Col redditometro il fisco controllerà in modo capillare il tenore di vita del contribuente per confrontarlo con i redditi dichiarati
Il nuovo decreto ministeriale del 7 maggio 2024, ha riattivato il redditometro, lo strumento che consentirà al fisco di poter controllare e accertare che i contribuenti abbiano dichiarato il vero e che non vi siano incongruenze tra le cifre dichiarate e le spese effettuate durante l’anno di riferimento. Una sorta di sistema “anti-evasione” che era stato già applicato negli anni passati e che venne messo al bando dal governo Conte 1 nel 2018 con il decreto legge numero 87 del 12 luglio.
Cosa contiene il nuovo decreto
Dopo sei anni è stato approvato un nuovo decreto che reintroduce questo strumento che dovrà valuatare “il contenuto induttivo degli elementi indicativi di capacità contributiva” sulla base del quale “può essere fondata la determinazione sintetica del reddito complessivo delle persone fisiche”. Attraverso il redditometro, il fisco potrà valutare in modo certosino la capacità di spesa dei contribuenti per risalire ai loro redditi.
Le spese incluse nella lista
Verranno individuate le eventuali discrepanze tra il reddito reale e quello dichiarato.
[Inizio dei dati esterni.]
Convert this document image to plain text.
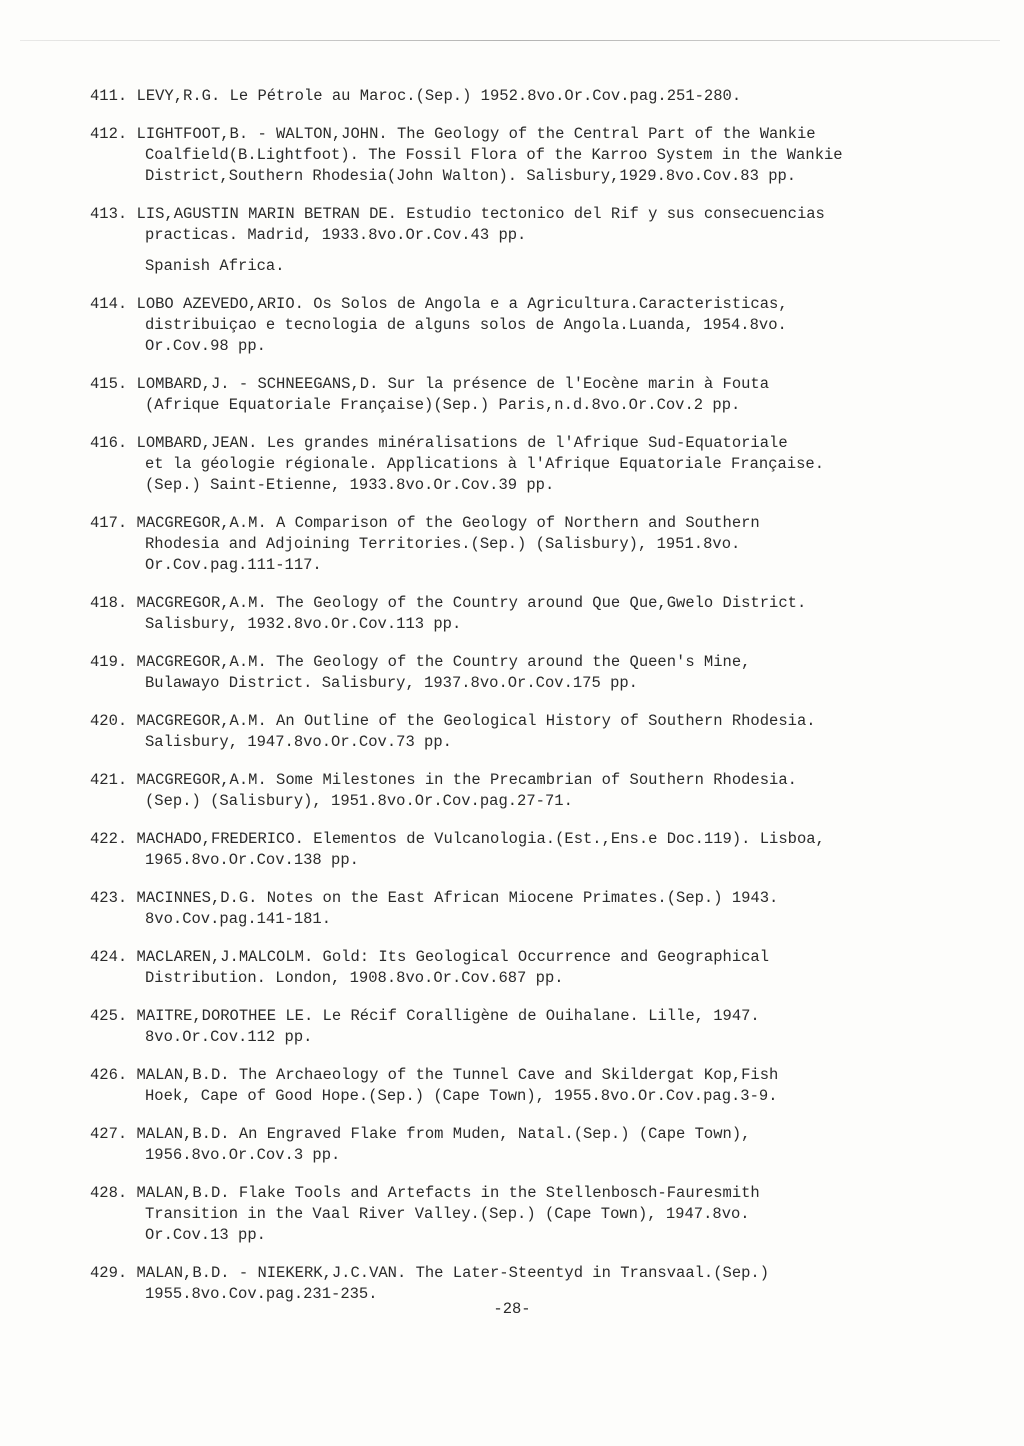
411. LEVY,R.G. Le Pétrole au Maroc.(Sep.) 1952.8vo.Or.Cov.pag.251-280.
412. LIGHTFOOT,B. - WALTON,JOHN. The Geology of the Central Part of the Wankie
Coalfield(B.Lightfoot). The Fossil Flora of the Karroo System in the Wankie
District,Southern Rhodesia(John Walton). Salisbury,1929.8vo.Cov.83 pp.
413. LIS,AGUSTIN MARIN BETRAN DE. Estudio tectonico del Rif y sus consecuencias
practicas. Madrid, 1933.8vo.Or.Cov.43 pp.
Spanish Africa.
414. LOBO AZEVEDO,ARIO. Os Solos de Angola e a Agricultura.Caracteristicas,
distribuiçao e tecnologia de alguns solos de Angola.Luanda, 1954.8vo.
Or.Cov.98 pp.
415. LOMBARD,J. - SCHNEEGANS,D. Sur la présence de l'Eocène marin à Fouta
(Afrique Equatoriale Française)(Sep.) Paris,n.d.8vo.Or.Cov.2 pp.
416. LOMBARD,JEAN. Les grandes minéralisations de l'Afrique Sud-Equatoriale
et la géologie régionale. Applications à l'Afrique Equatoriale Française.
(Sep.) Saint-Etienne, 1933.8vo.Or.Cov.39 pp.
417. MACGREGOR,A.M. A Comparison of the Geology of Northern and Southern
Rhodesia and Adjoining Territories.(Sep.) (Salisbury), 1951.8vo.
Or.Cov.pag.111-117.
418. MACGREGOR,A.M. The Geology of the Country around Que Que,Gwelo District.
Salisbury, 1932.8vo.Or.Cov.113 pp.
419. MACGREGOR,A.M. The Geology of the Country around the Queen's Mine,
Bulawayo District. Salisbury, 1937.8vo.Or.Cov.175 pp.
420. MACGREGOR,A.M. An Outline of the Geological History of Southern Rhodesia.
Salisbury, 1947.8vo.Or.Cov.73 pp.
421. MACGREGOR,A.M. Some Milestones in the Precambrian of Southern Rhodesia.
(Sep.) (Salisbury), 1951.8vo.Or.Cov.pag.27-71.
422. MACHADO,FREDERICO. Elementos de Vulcanologia.(Est.,Ens.e Doc.119). Lisboa,
1965.8vo.Or.Cov.138 pp.
423. MACINNES,D.G. Notes on the East African Miocene Primates.(Sep.) 1943.
8vo.Cov.pag.141-181.
424. MACLAREN,J.MALCOLM. Gold: Its Geological Occurrence and Geographical
Distribution. London, 1908.8vo.Or.Cov.687 pp.
425. MAITRE,DOROTHEE LE. Le Récif Coralligène de Ouihalane. Lille, 1947.
8vo.Or.Cov.112 pp.
426. MALAN,B.D. The Archaeology of the Tunnel Cave and Skildergat Kop,Fish
Hoek, Cape of Good Hope.(Sep.) (Cape Town), 1955.8vo.Or.Cov.pag.3-9.
427. MALAN,B.D. An Engraved Flake from Muden, Natal.(Sep.) (Cape Town),
1956.8vo.Or.Cov.3 pp.
428. MALAN,B.D. Flake Tools and Artefacts in the Stellenbosch-Fauresmith
Transition in the Vaal River Valley.(Sep.) (Cape Town), 1947.8vo.
Or.Cov.13 pp.
429. MALAN,B.D. - NIEKERK,J.C.VAN. The Later-Steentyd in Transvaal.(Sep.)
1955.8vo.Cov.pag.231-235.
-28-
E’ stata stilata, nell’apposito decreto, la lunga lista delle spese che finiranno nella lente di ingrandimento del fisco, Nella lista compaiono, tra le altre spese effettuate dal contribuente anche alimentari e bevande, mutuo, affitto, canone leasing immobiliare, utenze, spese per la casa, medicinali e visite mediche, pezzi di ricambio auto, trasporto pubblico, spese per acquisto dispositivi telefonici, libri, giochi online, cavalli, attività sportive pasti e consumazioni fuori casa, etc.
Cosa accade se i dati non sono sufficienti
Un elenco di spese sterminato che copre praticamente tutte le esigenze quotidiane dei consumatori. Nel caso i dati presenti nel sistema non dovessero risultare esaustivi per risalire al reddito effettivo del contribuente, il fisco potrà fare una stima presunta delle spese ricavata dall’indagine annuale dell’Istat per conseguire uno “standard di vita minimamente accettabile”. Sarà poi il contribuente a dover smentire eventualmente i dati fornendo la prova oggettiva delle reali spese sostenute con documenti che ne comprovino l’avvenuto passaggio di denaro.